He bled into the mud like anyone else.
I think he believed he was the hero.
There is no glory here. Only ghosts.
I keep your name to shield me.
I write it on my chest with ash every time I ride. I don’t think the gods care, but I do. Maybe that’s enough.
Don’t write something pretty back. Don’t try to make it better. Just let it sit.
Just… stay alive.
I don’t need a garden. I need you.
—C
He read the lines once, then folded the sheet with hands that trembled. The ribbon at his breastplate rubbed against his palm; the faded red felt like a pulse under his fingers. He pressed the corner of the page to his lips—no ceremony, only a private benediction—and sealed it with black wax, heavy enough that the stamp left a dent like a small grave.
Clyde handed the letter to the hawker with a curt nod and a weight in his gut that would not lift. The bird took off into the pale morning, beating a ragged flight toward west and stone and the man who had been at the centre of every quiet thing in him. He watched it go until it was nothing more than a black dot against the grey, then turned back to the fire.
He did not sleep that night either. He kept his helmet close, touched the carved letters in his shield again as if he might read in them an answer before the world delivered one. He told himself the letter would be enough for now—that putting the ache into ink and sending it out like a message in a bottle was some small mercy.
But the ache stayed, wrapped around his ribs like a band he could not cut. The ghosts circled anyway. The rain hardened into ice in the hollows of his coat. He wrapped his hands around the warmth that remained—the ribbon, the wood-smoothed shield, the quiet fact that a hawk carried his plea—and waited for a reply that he dreaded and wanted in equal measure.
The letter arrived soaked through at the edges, the ink feathered where rain had touched it. The hawk that bore it had nearly frozen on the flight, its talons stiff as it perched, feathers rimmed in ice.
Aerion dismissed the bird and the servant both without a word. He didn’t wait for the candles to be trimmed or for the fire to be stoked higher. He simply sank to the rug in the centre of his chamber, cross-legged like a boy, Clyde’s old cloak wrapped tight around his shoulders. The wool smelled faintly of leather, steel, and smoke—like him.

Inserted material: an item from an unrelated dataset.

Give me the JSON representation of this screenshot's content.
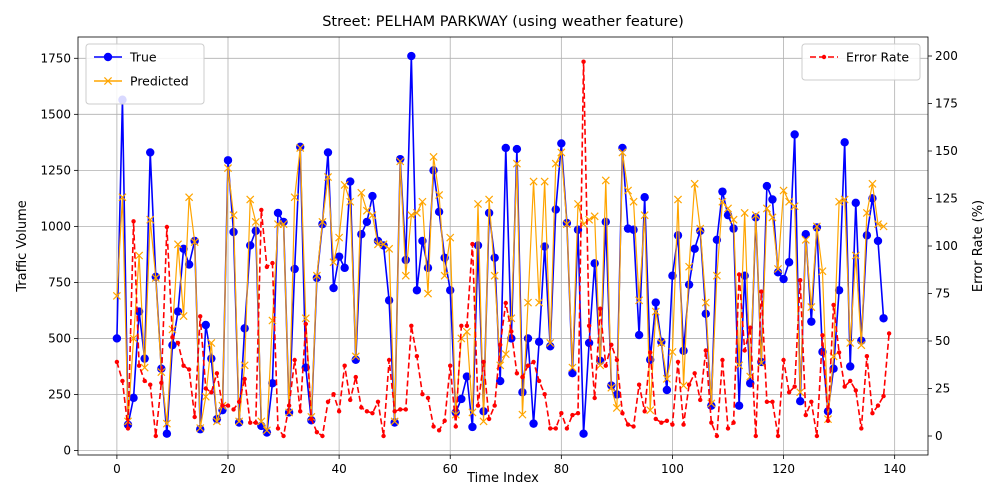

He unfolded the parchment with careful hands, flattening the wet corners, and began to read.
Once.
Then again.
Then aloud, as though the words would change if he gave them breath.
There is no glory here. Only ghosts.
I keep your name to shield me.
The fire crackled. Wind pressed against the shutters. Aerion didn’t cry—not yet. His sapphire eyes were fixed and unblinking, the page trembling only slightly in his grasp. He stayed like that for a long time, the silence of the chamber pressing in on him like stone.
At last, he set the letter aside and reached for a clean sheet. His quill hovered. No speeches. No barbs. No velvet-wrapped jests. Just one line, sharp as a vow:
C,
If my name is your shield, let your name be my sword.
—A
He stared at the words until the ink dried. Then, with a breath that shook despite himself, he folded the page in two. He pressed it to his lips, kissed it once, hard enough to smudge the corner.
But he didn’t summon a hawk. Didn’t call for Heston to carry it to the couriers.
Instead, he slipped the folded page into his robe, close against his chest, beneath the layer of Clyde’s cloak. And there it stayed.
For the rest of the week, he wore it like contraband, like confession, like armour he had no right to claim. He touched it in council when the lords prattled about taxes and heirs. He touched it at night when the silence clawed too loudly. He touched it when he woke, breathless, from dreams of steel and blood.